Alors elle garda le dos droit, malgré la plainte aigue qui ravageait ses entrailles et ses pensées. Malgré la douleur dans ses muscles qui aurait dû la forcer à se plier. Le cou aussi raide qu’un cygne, elle fixait le corps inerte. Du bout des doigts, elle essuya le sang de la victime. Sur sa robe noire, elle effaça les traces. L’ordre silencieux de Bella avait fait taire la panique de l’enfant qui se terrait en Narcissa. Elle l’avait bâillonné, étouffé, enseveli au plus profond de ses entrailles. Là où on oubliait les choses, là où on brisait les volontés trop faibles.
Ses mains étaient propres, Narcissa n’était pas coupable et seules les inquiétudes d’une mère comptaient au milieu de ce cauchemar. Elle observa le regard fanatique de sa sœur qui avait jadis était son pilier et elle réalisa l’ampleur de la folie qui habitait le manoir. Son rire sadique qui se mêlait à tous les autres lui déchirait les tympans.

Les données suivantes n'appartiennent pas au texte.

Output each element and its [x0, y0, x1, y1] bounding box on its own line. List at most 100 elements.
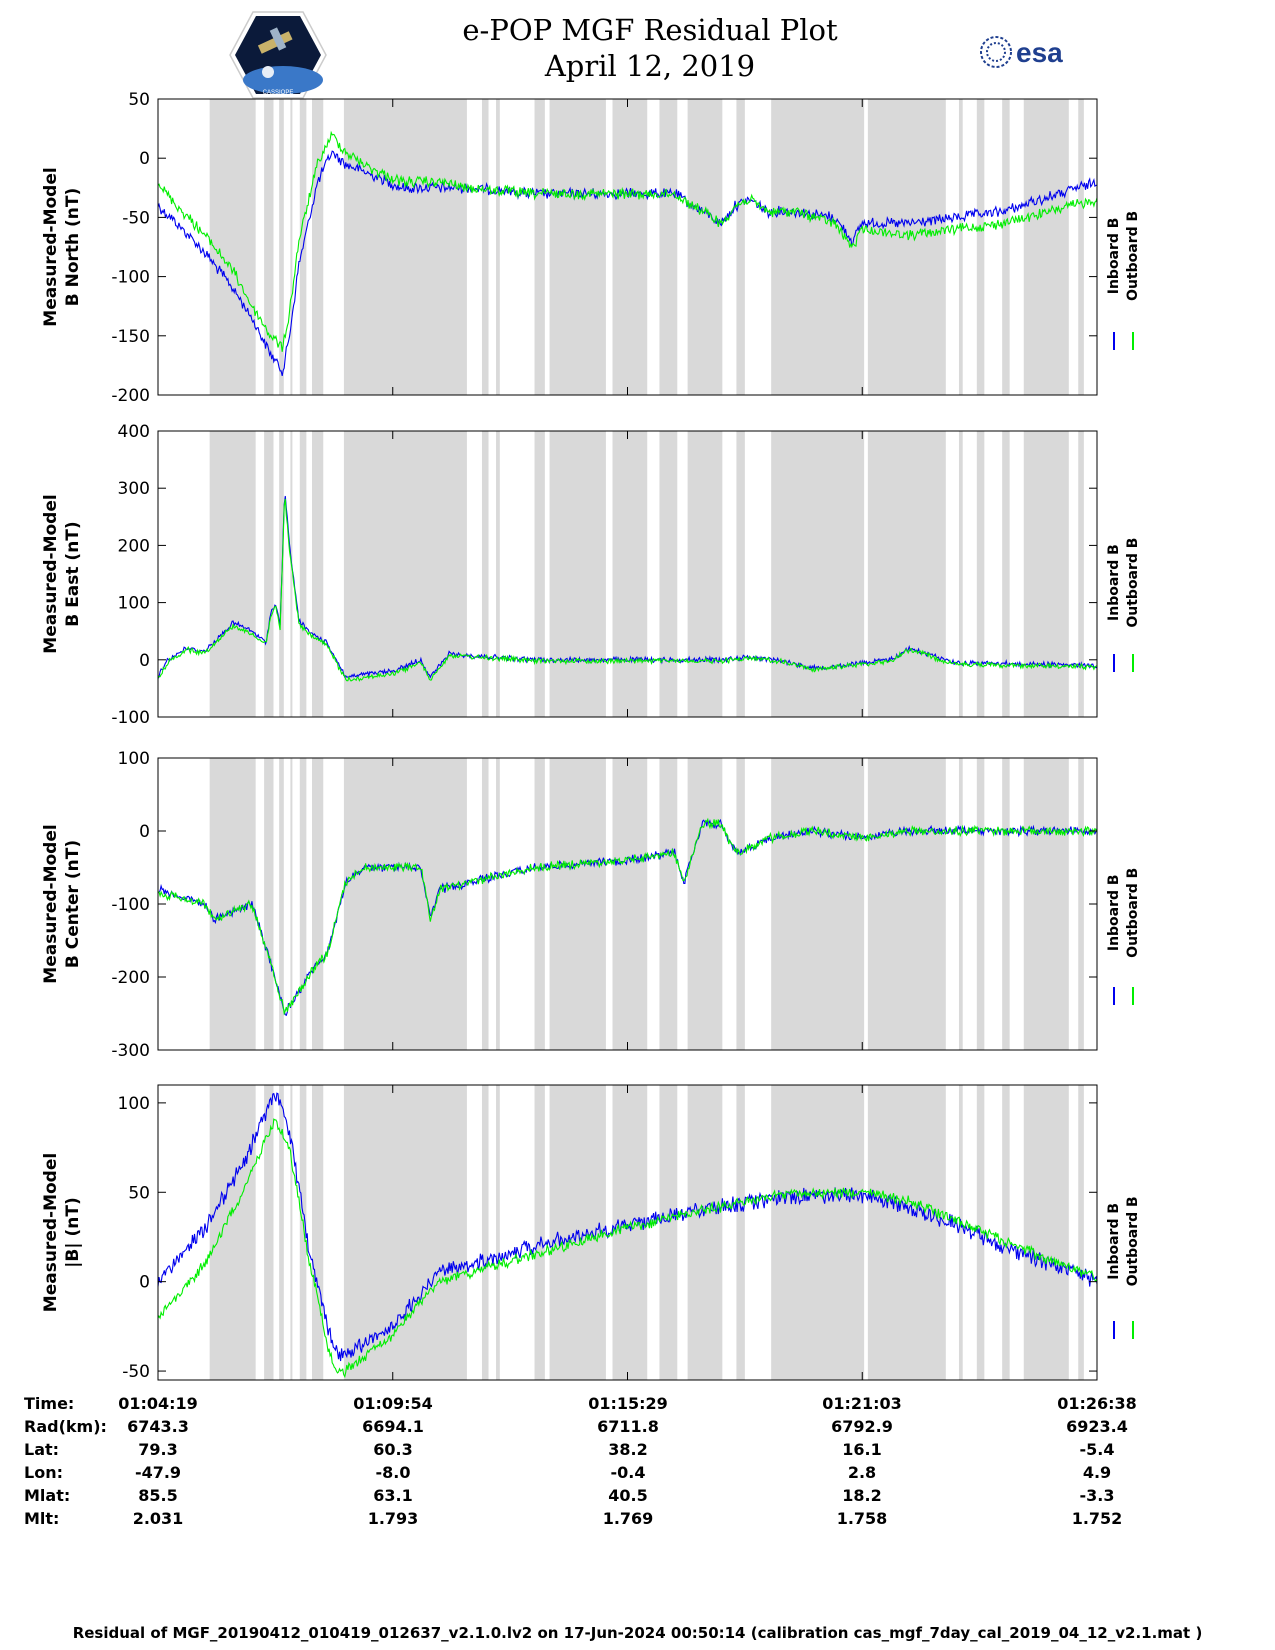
data-gap-band [279, 758, 284, 1050]
data-gap-band [343, 431, 467, 717]
data-gap-band [867, 758, 946, 1050]
data-gap-band [534, 1085, 545, 1380]
data-gap-band [264, 758, 274, 1050]
data-gap-band [209, 99, 256, 395]
panel-3: 100 0 -100 -200 -300 Measured-Model B Center (… [41, 749, 1141, 1061]
data-gap-band [311, 431, 324, 717]
data-gap-band [736, 99, 745, 395]
data-gap-band [534, 99, 545, 395]
y-axis-label: B North (nT) [63, 188, 83, 307]
y-tick-label: 0 [139, 149, 150, 169]
info-cell: 18.2 [842, 1486, 882, 1505]
data-gap-band [612, 758, 648, 1050]
data-gap-band [771, 1085, 865, 1380]
data-gap-band [481, 99, 489, 395]
data-gap-band [481, 1085, 489, 1380]
y-tick-label: -50 [122, 1362, 150, 1382]
data-gap-band [264, 431, 274, 717]
data-gap-band [549, 758, 606, 1050]
info-cell: 6711.8 [597, 1417, 659, 1436]
data-gap-band [496, 758, 500, 1050]
data-gap-band [311, 758, 324, 1050]
data-gap-band [659, 1085, 678, 1380]
data-gap-band [496, 1085, 500, 1380]
y-tick-label: 0 [139, 651, 150, 671]
info-row-label: Mlat: [24, 1486, 71, 1505]
info-cell: -0.4 [610, 1463, 646, 1482]
data-gap-band [209, 431, 256, 717]
data-gap-band [299, 431, 307, 717]
info-row-label: Lon: [24, 1463, 63, 1482]
y-tick-label: -100 [111, 268, 150, 288]
data-gap-band [343, 1085, 467, 1380]
data-gap-band [1002, 431, 1010, 717]
data-gap-band [659, 99, 678, 395]
data-gap-band [209, 758, 256, 1050]
data-gap-band [496, 431, 500, 717]
footer-caption: Residual of MGF_20190412_010419_012637_v… [72, 1624, 1203, 1642]
data-gap-band [771, 99, 865, 395]
y-axis-label: Measured-Model [41, 1153, 61, 1312]
y-tick-label: -150 [111, 327, 150, 347]
legend-inboard-label: Inboard B [1106, 544, 1122, 621]
y-tick-label: 0 [139, 1273, 150, 1293]
data-gap-band [311, 1085, 324, 1380]
data-gap-band [343, 99, 467, 395]
data-gap-band [311, 99, 324, 395]
data-gap-band [290, 758, 293, 1050]
data-gap-band [1078, 758, 1084, 1050]
info-cell: 85.5 [138, 1486, 178, 1505]
data-gap-band [612, 431, 648, 717]
data-gap-band [687, 99, 723, 395]
info-cell: 16.1 [842, 1440, 882, 1459]
legend-inboard-label: Inboard B [1106, 1203, 1122, 1280]
data-gap-band [481, 758, 489, 1050]
info-cell: 40.5 [608, 1486, 648, 1505]
data-gap-band [1023, 1085, 1069, 1380]
data-gap-band [264, 1085, 274, 1380]
info-cell: 1.752 [1071, 1509, 1123, 1528]
data-gap-band [1078, 431, 1084, 717]
series-outboard-line [157, 1118, 1098, 1379]
y-axis-label: B Center (nT) [63, 840, 83, 968]
data-gap-band [481, 431, 489, 717]
y-tick-label: -50 [122, 208, 150, 228]
series-outboard-line [157, 130, 1098, 352]
info-cell: 6743.3 [127, 1417, 189, 1436]
y-tick-label: 50 [128, 90, 150, 110]
y-axis-label: Measured-Model [41, 494, 61, 653]
info-cell: 6694.1 [362, 1417, 424, 1436]
legend-inboard-label: Inboard B [1106, 218, 1122, 295]
residual-plot: 50 0 -50 -100 -150 -200 Measured-Model B North … [41, 90, 1141, 1382]
info-cell: 01:21:03 [822, 1394, 902, 1413]
info-cell: 01:26:38 [1057, 1394, 1137, 1413]
y-tick-label: 200 [118, 536, 150, 556]
legend-outboard-label: Outboard B [1125, 1196, 1141, 1286]
y-tick-label: 400 [118, 422, 150, 442]
info-cell: 01:09:54 [353, 1394, 433, 1413]
data-gap-band [279, 99, 284, 395]
data-gap-band [612, 1085, 648, 1380]
y-axis-label: |B| (nT) [63, 1197, 83, 1268]
info-row-label: Time: [24, 1394, 75, 1413]
data-gap-band [264, 99, 274, 395]
info-row-label: Rad(km): [24, 1417, 107, 1436]
data-gap-band [496, 99, 500, 395]
data-gap-band [867, 1085, 946, 1380]
y-tick-label: -200 [111, 968, 150, 988]
info-cell: -47.9 [134, 1463, 182, 1482]
data-gap-band [771, 758, 865, 1050]
info-cell: 01:04:19 [118, 1394, 198, 1413]
data-gap-band [687, 758, 723, 1050]
y-tick-label: -100 [111, 708, 150, 728]
info-cell: 2.031 [132, 1509, 184, 1528]
y-tick-label: -200 [111, 386, 150, 406]
y-tick-label: -300 [111, 1041, 150, 1061]
data-gap-band [343, 758, 467, 1050]
data-gap-band [290, 1085, 293, 1380]
y-tick-label: 100 [118, 594, 150, 614]
data-gap-band [1078, 99, 1084, 395]
data-gap-band [958, 431, 963, 717]
info-row-label: Lat: [24, 1440, 60, 1459]
data-gap-band [1002, 99, 1010, 395]
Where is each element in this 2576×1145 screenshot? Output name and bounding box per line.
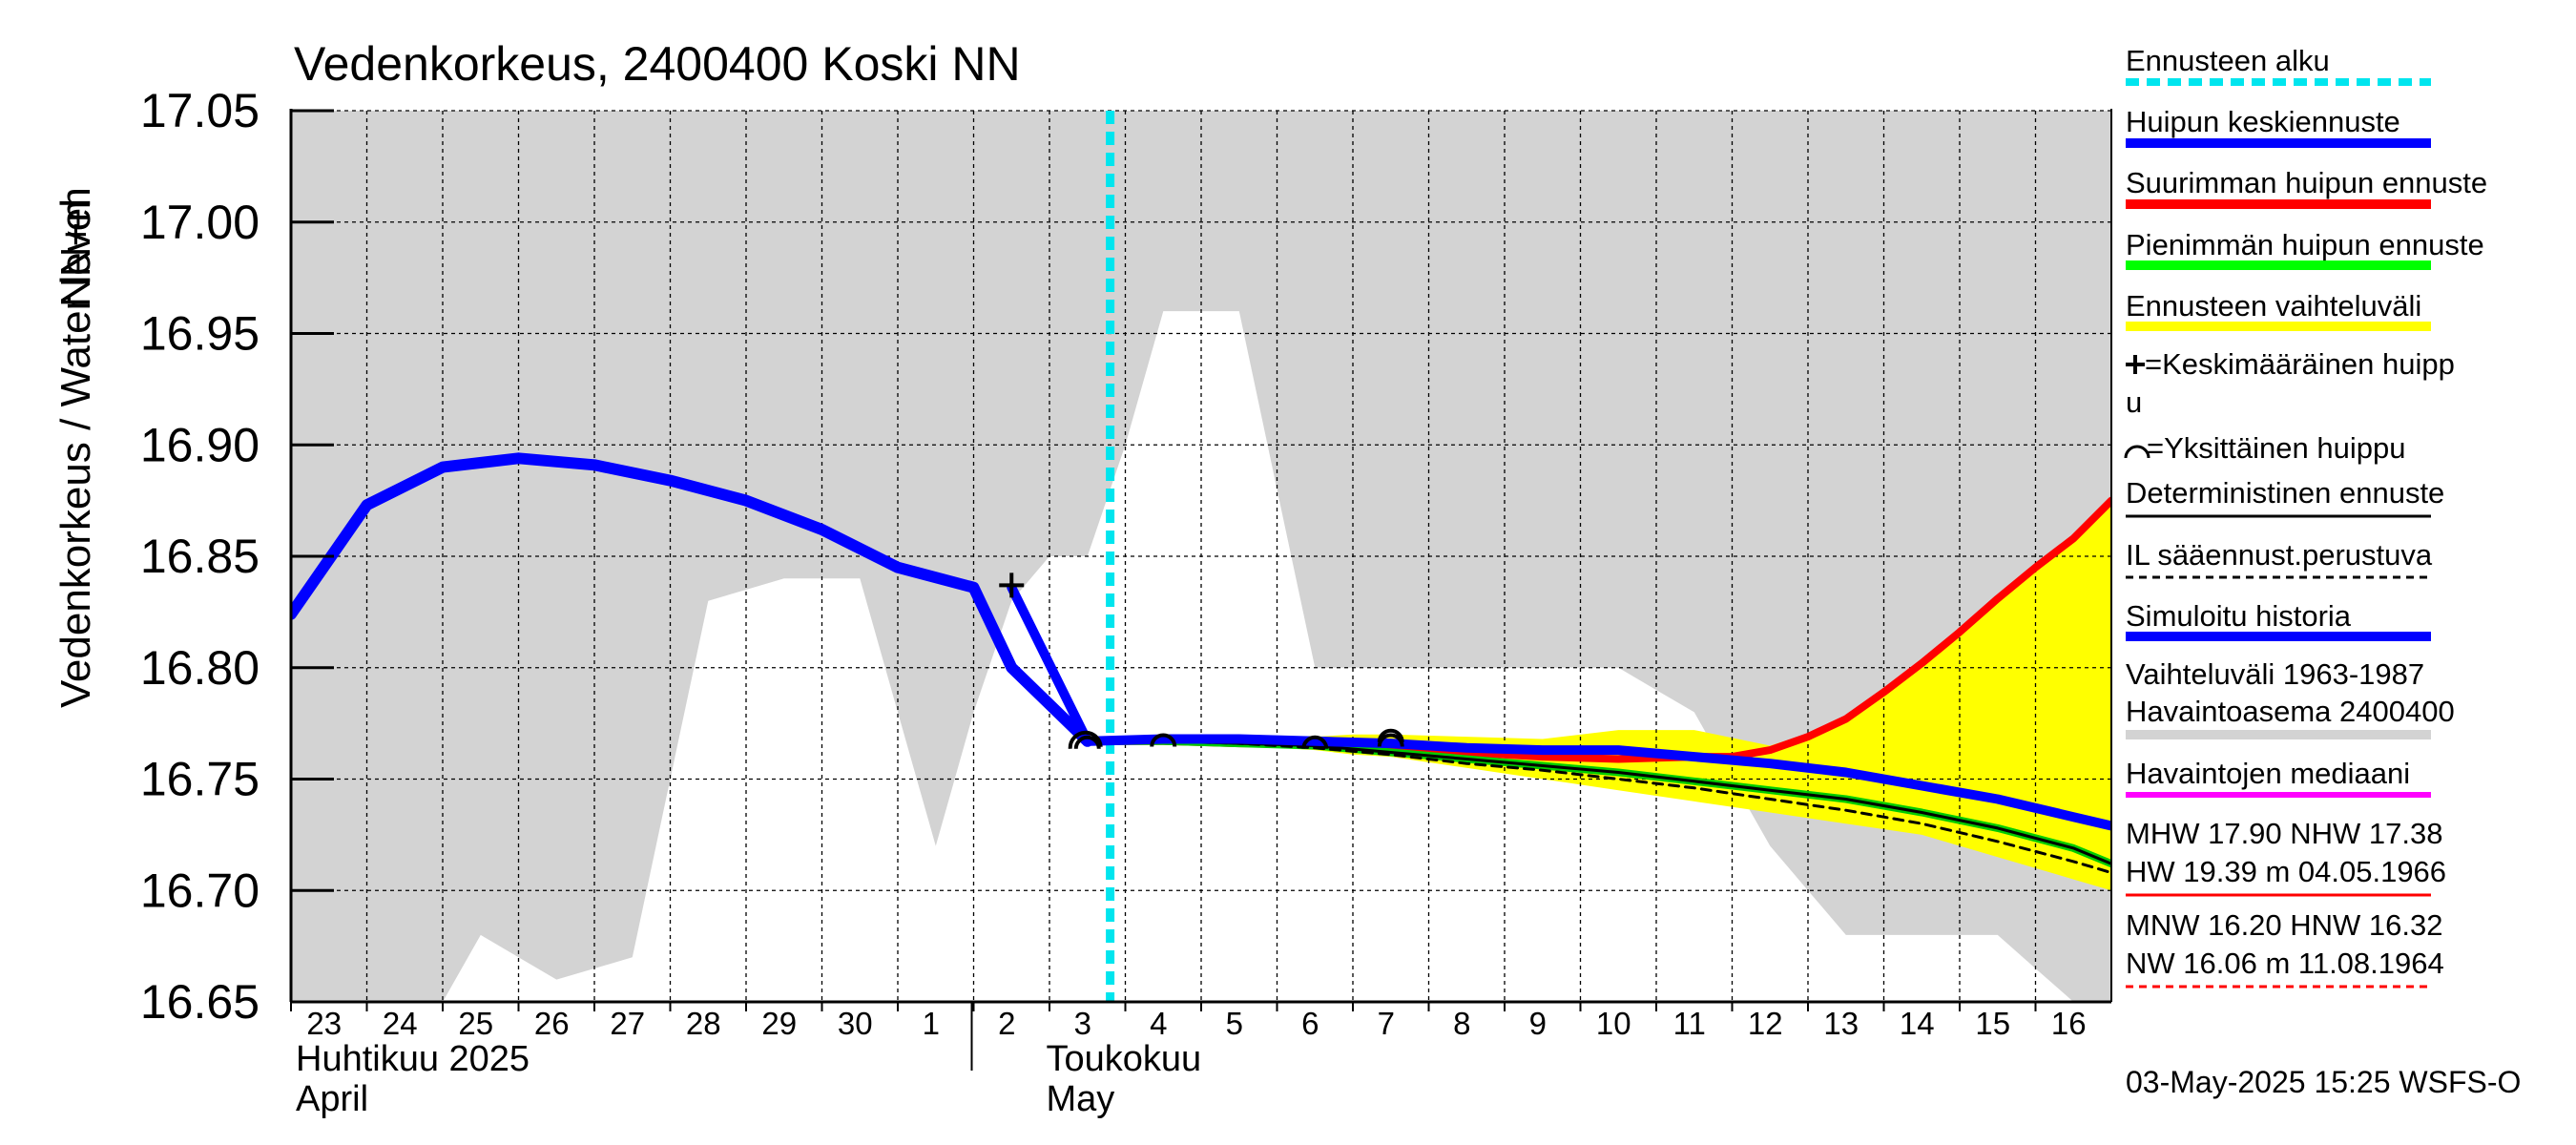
- series-line-0: [291, 452, 1093, 747]
- single-peak-marker: [1301, 735, 1329, 749]
- single-peak-marker: [1150, 733, 1177, 747]
- y-tick-label: 16.75: [140, 753, 260, 806]
- x-tick-label: 6: [1301, 1006, 1319, 1041]
- x-tick-label: 27: [610, 1006, 645, 1041]
- legend-label: Ennusteen vaihteluväli: [2126, 289, 2421, 323]
- legend-label: MNW 16.20 HNW 16.32: [2126, 908, 2443, 942]
- y-axis-label: Vedenkorkeus / Water level: [52, 198, 99, 708]
- x-tick-label: 28: [686, 1006, 721, 1041]
- single-peak-marker: [1068, 730, 1103, 749]
- y-tick-label: 16.70: [140, 864, 260, 917]
- legend-label: IL sääennust.perustuva: [2126, 538, 2433, 572]
- y-tick-label: 17.05: [140, 84, 260, 137]
- x-tick-label: 10: [1596, 1006, 1631, 1041]
- x-tick-label: 9: [1529, 1006, 1547, 1041]
- series-line-5: [1007, 582, 2111, 831]
- y-axis-unit: NN+m: [52, 187, 99, 307]
- x-tick-label: 23: [306, 1006, 342, 1041]
- y-tick-label: 16.80: [140, 641, 260, 695]
- y-tick-label: 16.85: [140, 530, 260, 583]
- x-tick-label: 1: [923, 1006, 940, 1041]
- legend-label: Huipun keskiennuste: [2126, 105, 2400, 138]
- legend-label: Ennusteen alku: [2126, 44, 2330, 77]
- x-tick-label: 15: [1975, 1006, 2010, 1041]
- legend-label: =Keskimääräinen huipp: [2145, 347, 2455, 381]
- x-tick-label: 4: [1150, 1006, 1167, 1041]
- x-tick-label: 12: [1748, 1006, 1783, 1041]
- month-label-fi: Toukokuu: [1047, 1039, 1202, 1079]
- legend-label: HW 19.39 m 04.05.1966: [2126, 855, 2446, 888]
- y-tick-label: 17.00: [140, 196, 260, 249]
- x-tick-label: 5: [1226, 1006, 1243, 1041]
- single-peak-marker: [1073, 735, 1101, 749]
- x-tick-label: 25: [458, 1006, 493, 1041]
- legend-label: =Yksittäinen huippu: [2147, 431, 2405, 465]
- chart-title: Vedenkorkeus, 2400400 Koski NN: [294, 37, 1021, 91]
- legend-label: Simuloitu historia: [2126, 599, 2352, 633]
- x-tick-label: 26: [534, 1006, 570, 1041]
- x-tick-label: 8: [1453, 1006, 1470, 1041]
- x-tick-label: 2: [998, 1006, 1015, 1041]
- x-tick-label: 3: [1074, 1006, 1091, 1041]
- legend-label: Havaintoasema 2400400: [2126, 695, 2455, 728]
- legend-single-peak-symbol: [2124, 445, 2150, 459]
- x-tick-label: 11: [1673, 1006, 1706, 1041]
- x-tick-label: 16: [2051, 1006, 2087, 1041]
- x-tick-label: 13: [1823, 1006, 1859, 1041]
- legend-label: Deterministinen ennuste: [2126, 476, 2444, 510]
- x-tick-label: 29: [761, 1006, 797, 1041]
- y-tick-label: 16.95: [140, 307, 260, 361]
- month-label-fi: Huhtikuu 2025: [296, 1039, 530, 1079]
- footer-timestamp: 03-May-2025 15:25 WSFS-O: [2126, 1065, 2521, 1099]
- legend-label: u: [2126, 385, 2142, 419]
- month-label-en: April: [296, 1079, 368, 1119]
- y-tick-label: 16.65: [140, 975, 260, 1029]
- x-tick-label: 7: [1378, 1006, 1395, 1041]
- x-tick-label: 14: [1900, 1006, 1935, 1041]
- legend-label: NW 16.06 m 11.08.1964: [2126, 947, 2444, 980]
- y-tick-label: 16.90: [140, 418, 260, 471]
- legend-label: Suurimman huipun ennuste: [2126, 166, 2487, 199]
- legend-label: Havaintojen mediaani: [2126, 757, 2410, 790]
- month-label-en: May: [1047, 1079, 1115, 1119]
- forecast-range-band: [1087, 500, 2111, 891]
- legend-label: Pienimmän huipun ennuste: [2126, 228, 2484, 261]
- legend-label: MHW 17.90 NHW 17.38: [2126, 817, 2443, 850]
- single-peak-marker: [1377, 728, 1404, 742]
- x-tick-label: 24: [383, 1006, 418, 1041]
- series-line-4: [1086, 739, 2111, 875]
- legend-label: Vaihteluväli 1963-1987: [2126, 657, 2424, 691]
- single-peak-marker: [1377, 733, 1404, 747]
- x-tick-label: 30: [838, 1006, 873, 1041]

Mais il n’y avait rien de plus fort que l’indifférence et le silence. Par son impuissance de façade, Narcissa attendrait le moment propice pour mettre sa famille à l’abri de toute cette décadence. Cet instant crucial viendrait, elle en était persuadée. Elle n’avait qu’à être attentive. Aux aguets de cette opportunité qui ne se produirait qu’une seule fois.
Elle lissa sa robe et se faisant frôla les doigts tremblants de son fils. Elle en profita pour emmêler ses doigts souillés aux siens. Par ce geste, elle dompta les craintes qui s’entrechoquaient dans la tête du jeune homme. Elle sut que ses angoisses s’étaient apaisées lorsqu’ il serra plus fort sa main. Parce que Narcissa était avant tout une mère.
Alors, elle jouerait les innocentes aussi longtemps qu’il le faudrait. Aussi longtemps que son fils aurait besoin d’elle.